When matched up against the announced Democratic opposition (Robert F. Kennedy Jr. and Marianne Williamson), Biden is crushing it. He’s over 70%, on average, in recent polling.

Moreover, Biden’s job approval rating with Democrats hovers around 80%. That is well above the level at which past incumbents have faced strong primary challenges. Those challenges (such as when Ted Kennedy challenged incumbent Jimmy Carter in 1980) came at a time when the president had an approval rating in the 50s or 60s among his own party members.

It is worth analyzing whether the fact that a lot of Democrats don’t think Biden should be renominated masks a larger problem he could face in a general election.

But Biden’s pulling in more than 90% of Democrats in Fox News and Quinnipiac University general election polling released this past week. In both polls, his share slightly exceeded former President Donald Trump’s among Republicans (though within the margin of error).

The fact is Biden’s got problems, but worrying about renomination is not one of them.

From a political point of view, Biden’s connections to his son Hunter have caused the president nothing but heartache. Most voters think Biden did something inappropriate related to his son’s business dealings.

So, it might naturally follow that House Republicans’ impeachment inquiry into the president’s ties to his son’s foreign business deals would be harmful to his political future.

About 40% of voters, on average, think Joe Biden did something illegal. Most voters don’t.

Some Republicans are no doubt hoping that Biden’s own troubles will make their likely nominee (Trump), who is under four indictments, look less bad by comparison. A majority of voters, however, think that Trump committed a crime.

The public doesn’t see the Biden and Trump cases the same way.

A Wall Street Journal poll from the end of August found that a majority of Americans (52%) did not want Biden to be impeached.

Republicans will have to prove their case in the court of public opinion.

It’s conceivable that Republicans will overshoot the mark like they have in the past. The impeachment inquiry into Bill Clinton in 1998 preceded one of the best performances by a president’s party in a midterm election. Clinton’s Democratic Party picked up seats in the House, which has happened three times for the president’s party in midterms over the last century.

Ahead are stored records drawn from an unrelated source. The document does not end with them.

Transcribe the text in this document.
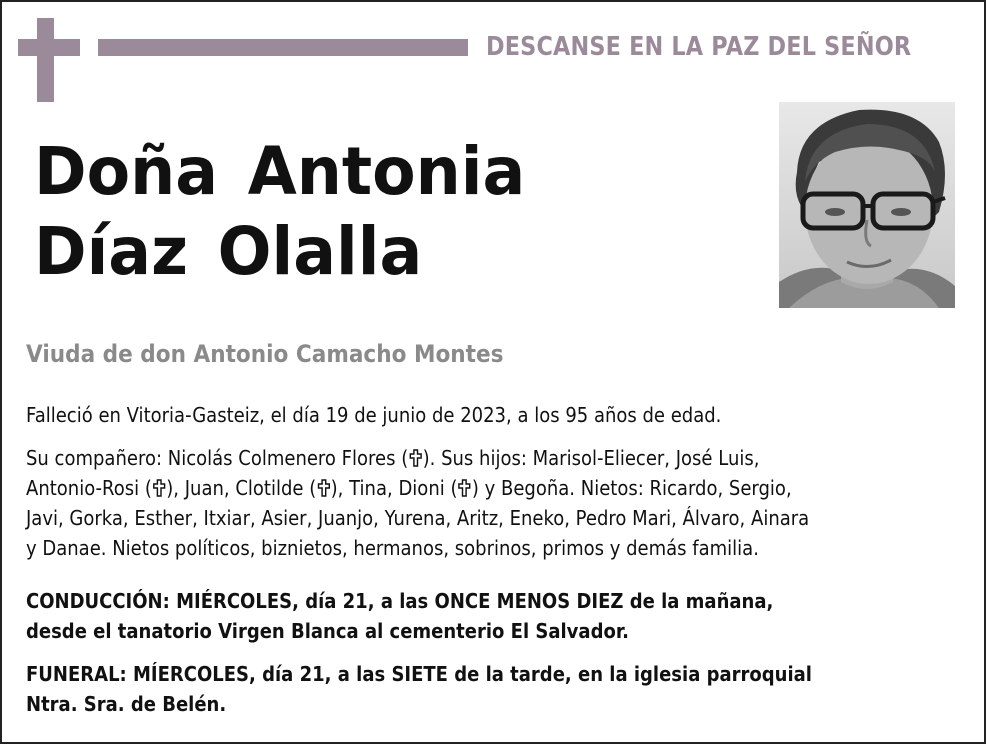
DESCANSE EN LA PAZ DEL SEÑOR
Doña Antonia
Díaz Olalla
Viuda de don Antonio Camacho Montes
Falleció en Vitoria-Gasteiz, el día 19 de junio de 2023, a los 95 años de edad.
Su compañero: Nicolás Colmenero Flores ( ). Sus hijos: Marisol-Eliecer, José Luis,
Antonio-Rosi ( ), Juan, Clotilde ( ), Tina, Dioni ( ) y Begoña. Nietos: Ricardo, Sergio,
Javi, Gorka, Esther, Itxiar, Asier, Juanjo, Yurena, Aritz, Eneko, Pedro Mari, Álvaro, Ainara
y Danae. Nietos políticos, biznietos, hermanos, sobrinos, primos y demás familia.
CONDUCCIÓN: MIÉRCOLES, día 21, a las ONCE MENOS DIEZ de la mañana,
desde el tanatorio Virgen Blanca al cementerio El Salvador.
FUNERAL: MÍERCOLES, día 21, a las SIETE de la tarde, en la iglesia parroquial
Ntra. Sra. de Belén.
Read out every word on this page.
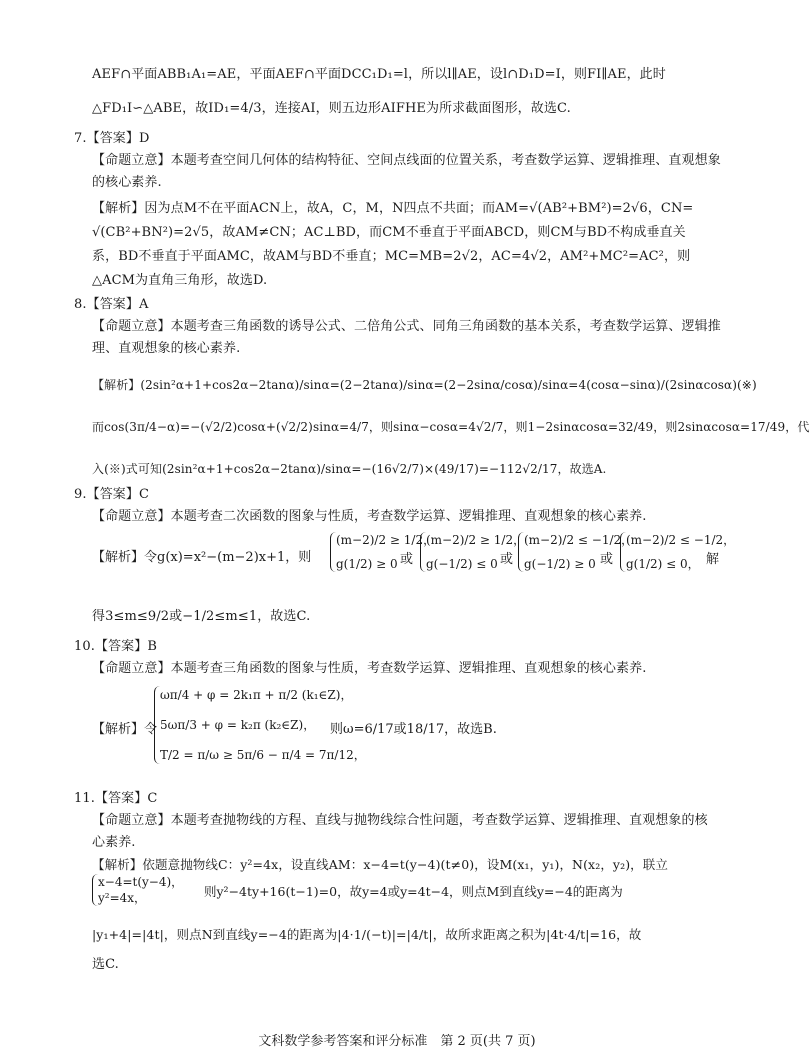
AEF∩平面ABB₁A₁=AE，平面AEF∩平面DCC₁D₁=l，所以l∥AE，设l∩D₁D=I，则FI∥AE，此时
△FD₁I∽△ABE，故ID₁=4/3，连接AI，则五边形AIFHE为所求截面图形，故选C.
7.【答案】D
【命题立意】本题考查空间几何体的结构特征、空间点线面的位置关系，考查数学运算、逻辑推理、直观想象
的核心素养.
【解析】因为点M不在平面ACN上，故A，C，M，N四点不共面；而AM=√(AB²+BM²)=2√6，CN=
√(CB²+BN²)=2√5，故AM≠CN；AC⊥BD，而CM不垂直于平面ABCD，则CM与BD不构成垂直关
系，BD不垂直于平面AMC，故AM与BD不垂直；MC=MB=2√2，AC=4√2，AM²+MC²=AC²，则
△ACM为直角三角形，故选D.
8.【答案】A
【命题立意】本题考查三角函数的诱导公式、二倍角公式、同角三角函数的基本关系，考查数学运算、逻辑推
理、直观想象的核心素养.
【解析】(2sin²α+1+cos2α−2tanα)/sinα=(2−2tanα)/sinα=(2−2sinα/cosα)/sinα=4(cosα−sinα)/(2sinαcosα)(※)
而cos(3π/4−α)=−(√2/2)cosα+(√2/2)sinα=4/7，则sinα−cosα=4√2/7，则1−2sinαcosα=32/49，则2sinαcosα=17/49，代
入(※)式可知(2sin²α+1+cos2α−2tanα)/sinα=−(16√2/7)×(49/17)=−112√2/17，故选A.
9.【答案】C
【命题立意】本题考查二次函数的图象与性质，考查数学运算、逻辑推理、直观想象的核心素养.
【解析】令g(x)=x²−(m−2)x+1，则
(m−2)/2 ≥ 1/2，
g(1/2) ≥ 0 或
(m−2)/2 ≥ 1/2，
g(−1/2) ≤ 0 或
(m−2)/2 ≤ −1/2，
g(−1/2) ≥ 0 或
(m−2)/2 ≤ −1/2，
g(1/2) ≤ 0， 解
得3≤m≤9/2或−1/2≤m≤1，故选C.
10.【答案】B
【命题立意】本题考查三角函数的图象与性质，考查数学运算、逻辑推理、直观想象的核心素养.
【解析】令
ωπ/4 + φ = 2k₁π + π/2 (k₁∈Z)，
5ωπ/3 + φ = k₂π (k₂∈Z)，
T/2 = π/ω ≥ 5π/6 − π/4 = 7π/12，
则ω=6/17或18/17，故选B.
11.【答案】C
【命题立意】本题考查抛物线的方程、直线与抛物线综合性问题，考查数学运算、逻辑推理、直观想象的核
心素养.
【解析】依题意抛物线C：y²=4x，设直线AM：x−4=t(y−4)(t≠0)，设M(x₁，y₁)，N(x₂，y₂)，联立
x−4=t(y−4)，
y²=4x，	则y²−4ty+16(t−1)=0，故y=4或y=4t−4，则点M到直线y=−4的距离为
|y₁+4|=|4t|，则点N到直线y=−4的距离为|4·1/(−t)|=|4/t|，故所求距离之积为|4t·4/t|=16，故
选C.
文科数学参考答案和评分标准　第 2 页(共 7 页)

To see how impeachment could turn things upside down for the GOP this cycle, consider independent voters. While the vast majority of independents disapprove of the job Biden is doing as president (64%) in our latest CNN poll, only 39% think he did something illegal.

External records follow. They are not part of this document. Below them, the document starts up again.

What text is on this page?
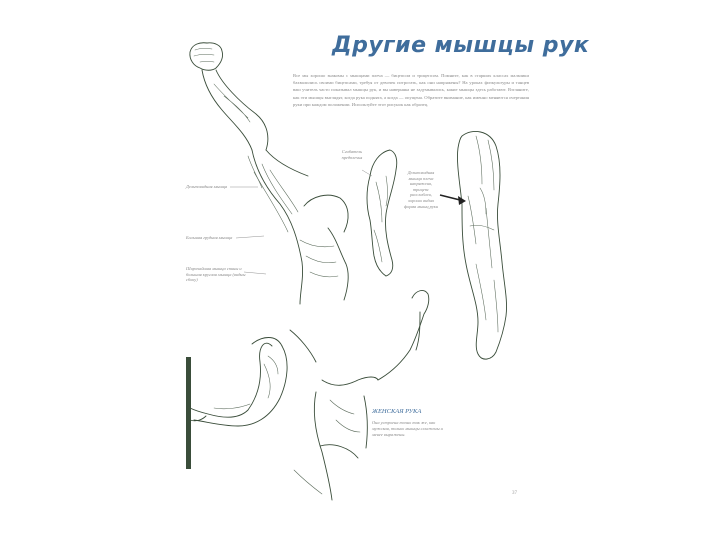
Другие мышцы рук
Все мы хорошо знакомы с мышцами плеча — бицепсом и трицепсом. Помните, как в старших классах мальчики бахвалились своими бицепсами, требуя от девочек потрогать, как они напряжены? На уроках физкультуры и танцев ваш учитель часто показывал мышцы рук, и вы наверняка не задумывались, какие мышцы здесь работают. Взгляните, как эти мышцы выглядят, когда рука поднята, а когда — опущена. Обратите внимание, как именно меняются очертания руки при каждом положении. Используйте этот рисунок как образец.
Дельтовидная мышца
Большая грудная мышца
Широчайшая мышца спины и большая круглая мышца (видны сбоку)
Сгибатель предплечья
Дельтовидная мышца плеча напряжена, трицепс расслаблен, хорошо видна форма мышц руки
ЖЕНСКАЯ РУКА
Она устроена точно так же, как мужская, только мышцы сглажены и менее выражены.
37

An election about a potentially unpopular impeachment would be better for Biden than one about an issue that really hurts him (such as voters seeing him as too old).

Stop me if you heard this one before: Biden is the president heading into an election, voters are unhappy with the state of the economy, and his party does much better in the elections than a lot of people thought.

That’s what happened in the 2022 midterms.

The inflation rate is lower now than it was then, but it’s on the uptick. Voters, both now and then, overwhelmingly disapprove of Biden’s handling of the economy. They even say the economy matters more than any other issue, like they did in 2022.

What none of this data takes into account is that Americans almost always call the economy the top issue, according to Gallup.

Believe it or not, fewer Americans say the economy is the top problem facing the country now (31%) than they have in either the median (40%) or average (45%) presidential election since 1988.

If you think about recent presidential elections in which the economy was the big issue (1992, 2008 and 2012), the state of the economy dominated the headlines.

But as mentioned above, right now, there are a lot of other things going on in the country, as was also the case during the 2022 midterms.

It’s not as if the economy is helping Biden. I’m just not sure it’s hurting him.

After all, there’s a reason why Democrats have consistently outperformed the 2020 presidential baseline in special elections this year.

If things were really that bad for Biden and the Democrats, they’d most likely be losing elections all over the country. That simply isn’t happening at this point.